The same goes when the situation is reversed, however. If I were to sell that home to a postmodern "artiste" who painted it blaze orange and fuchsia and nailed assorted bits of trash to it and the trees I'd grown there, and pruned the trees into phallic topiaries, it could very well decrease the value of your home, perhaps even leaving you owing more on your mortgage than you could get from its sale. But just as you didn't owe me anything for making your home more valuable, neither does the artist owe you anything because its value has dropped.

The most splendid example I have seen of how to morally handle positive externalities, also known as the "free rider" question (i.e., 'how do we make free riders pay?), was from L. Neil Smith's libertarian novel, Pallas. The terraformed world of Pallas is populated by a libertarian society, that tolerates no coercion of anyone, and especially not gun control, fiat money, or taxes. But it suffers an orbital change, resulting in an ice age. There is a technological means to survive, but it is hugely expensive. The villain of the book promptly demands that an armed band be formed to demand "fair shares" of the needed money from others. The hero, who has become filthy rich from a couple of very GOOD inventions counters, essentially, "Don't bother. I'll pay for it all. Why shouldn't I? What good is all the money to me when I'm dead? And how is it any skin off my nose if, by saving my own life, everyone else lives too?"
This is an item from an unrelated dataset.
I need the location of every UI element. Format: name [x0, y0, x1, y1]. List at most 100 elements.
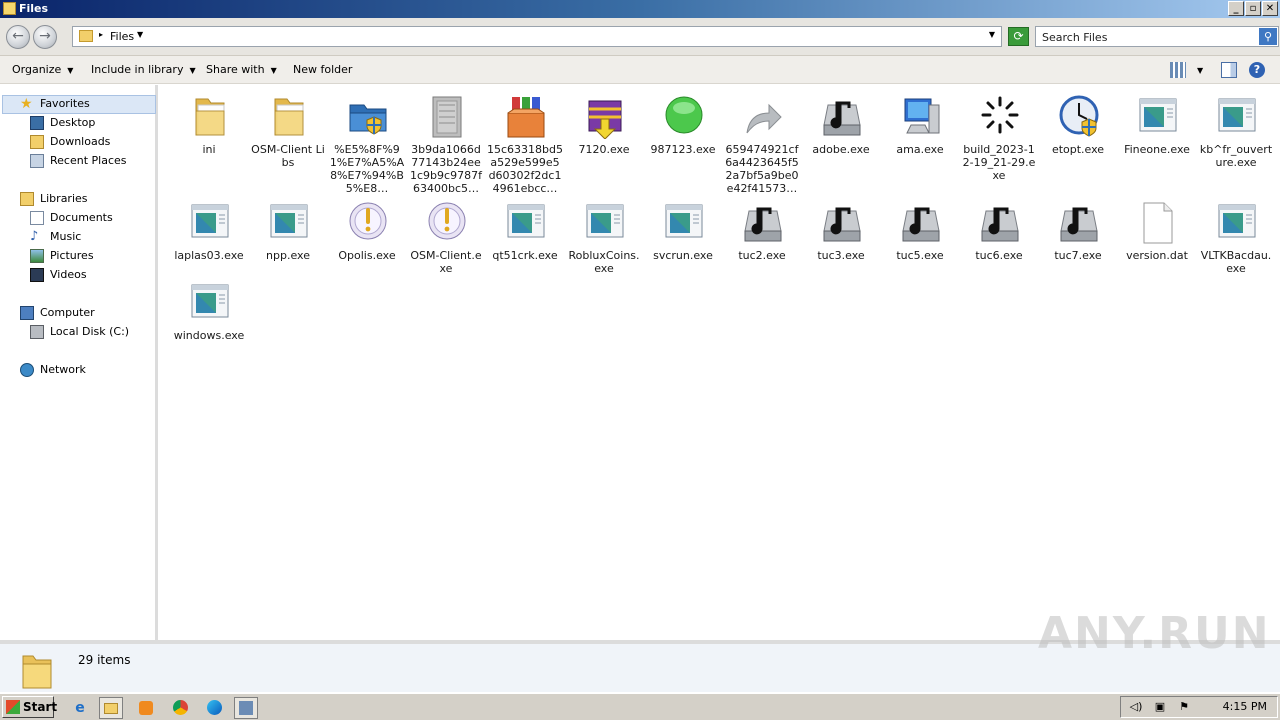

If you do yourself some good, be glad! If that means you do somebody else some good, be glad! If the good you do yourself is good enough by itself to get you to do it, how on earth does it hurt you if that helps somebody else get ahead too? The idea that just because somebody else gets ahead means you must have been put behind is silly at best, counter-productive or even evil at worst. Besides, if the other has any sense, he'll be grateful and kindly disposed to you for the incidental good you did him.
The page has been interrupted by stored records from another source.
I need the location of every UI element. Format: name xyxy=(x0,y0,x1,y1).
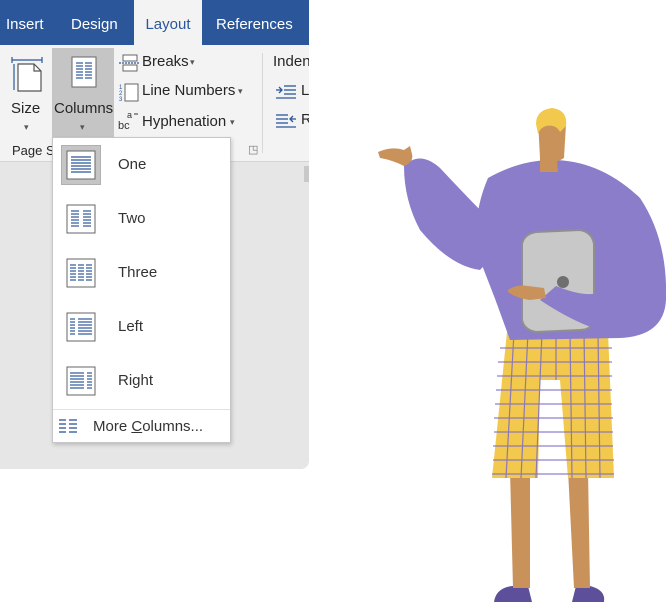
svg-text:3: 3 xyxy=(119,97,123,102)
more-columns-label: More Columns... xyxy=(93,418,203,435)
more-columns-menu-item[interactable]: More Columns... xyxy=(53,412,230,441)
raised-hand xyxy=(378,146,413,166)
more-columns-accelerator: C xyxy=(131,418,143,435)
tab-references[interactable]: References xyxy=(216,0,296,45)
size-chevron-icon: ▾ xyxy=(24,122,29,132)
columns-option-label: Three xyxy=(118,264,158,281)
columns-option-label: Right xyxy=(118,372,154,389)
group-separator xyxy=(262,53,263,153)
breaks-chevron-icon: ▾ xyxy=(190,57,195,67)
indent-left-icon xyxy=(276,85,296,99)
hyphenation-label: Hyphenation xyxy=(142,113,227,130)
tab-insert[interactable]: Insert xyxy=(6,0,50,45)
hyphenation-button[interactable]: a bc Hyphenation ▾ xyxy=(118,109,248,133)
more-columns-prefix: More xyxy=(93,418,132,435)
size-label: Size xyxy=(11,100,41,117)
line-numbers-icon: 1 2 3 xyxy=(119,83,139,102)
svg-text:a: a xyxy=(127,110,132,120)
size-button[interactable]: Size ▾ xyxy=(4,49,48,132)
ribbon-tab-bar: Insert Design Layout References xyxy=(0,0,309,45)
right-shoe xyxy=(572,586,605,602)
word-window: Insert Design Layout References Size ▾ C… xyxy=(0,0,309,469)
right-leg xyxy=(568,470,590,588)
left-leg xyxy=(510,470,530,588)
columns-option-left[interactable]: Left xyxy=(53,300,230,354)
more-columns-icon xyxy=(59,419,77,433)
breaks-label: Breaks xyxy=(142,53,189,70)
line-numbers-label: Line Numbers xyxy=(142,82,236,99)
columns-option-three[interactable]: Three xyxy=(53,246,230,300)
columns-dropdown-menu: One Two Three Left Right More Columns... xyxy=(52,137,231,443)
columns-option-label: Left xyxy=(118,318,144,335)
two-columns-icon xyxy=(61,199,101,239)
hyphenation-chevron-icon: ▾ xyxy=(230,117,235,127)
tab-design[interactable]: Design xyxy=(71,0,121,45)
left-column-icon xyxy=(61,307,101,347)
one-column-icon xyxy=(61,145,101,185)
columns-button[interactable]: Columns ▾ xyxy=(52,48,114,137)
columns-label: Columns xyxy=(54,100,114,117)
columns-icon xyxy=(71,56,97,88)
shorts xyxy=(492,331,614,479)
tab-layout[interactable]: Layout xyxy=(134,0,202,45)
more-columns-suffix: olumns... xyxy=(142,418,204,435)
right-column-icon xyxy=(61,361,101,401)
columns-option-label: Two xyxy=(118,210,146,227)
three-columns-icon xyxy=(61,253,101,293)
columns-option-one[interactable]: One xyxy=(53,138,230,192)
columns-option-label: One xyxy=(118,156,147,173)
indent-group-label: Inden xyxy=(273,53,309,70)
page-setup-group-label: Page S xyxy=(12,143,55,158)
raised-arm-sleeve xyxy=(404,158,494,270)
columns-option-right[interactable]: Right xyxy=(53,354,230,408)
indent-right-icon xyxy=(276,114,296,128)
indent-left-field[interactable]: Le xyxy=(276,82,309,104)
line-numbers-chevron-icon: ▾ xyxy=(238,86,243,96)
dialog-launcher-icon[interactable]: ◳ xyxy=(248,143,258,156)
menu-separator xyxy=(53,409,230,410)
left-shoe xyxy=(494,586,532,602)
indent-right-field[interactable]: R xyxy=(276,111,309,133)
columns-option-two[interactable]: Two xyxy=(53,192,230,246)
hyphenation-icon: a bc xyxy=(118,110,138,131)
columns-chevron-icon: ▾ xyxy=(80,122,85,132)
indent-left-label: Le xyxy=(301,82,309,99)
breaks-button[interactable]: Breaks ▾ xyxy=(118,51,208,75)
size-icon xyxy=(11,57,43,92)
line-numbers-button[interactable]: 1 2 3 Line Numbers ▾ xyxy=(118,80,248,104)
scrollbar-thumb[interactable] xyxy=(304,166,309,182)
indent-right-label: R xyxy=(301,111,309,128)
person-illustration xyxy=(378,108,666,602)
breaks-icon xyxy=(119,54,139,72)
svg-text:bc: bc xyxy=(118,120,130,131)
Surely there's more; they both encouraged me at all times to seek to do and be better; they brought me to Mass every Sunday and Holy Day of Obligation for at least the ten years from age 5 to Confirmation at 15; they demonstrated by example that what we could prudently afford was always good enough. And Dad left his copies of The Freeman around for me to read, so that I learned to love liberty. The list goes on and on. But I won't.

Happy Father's Day to all men who are fathers of any type, and may God bless you and all those under your paternal influence.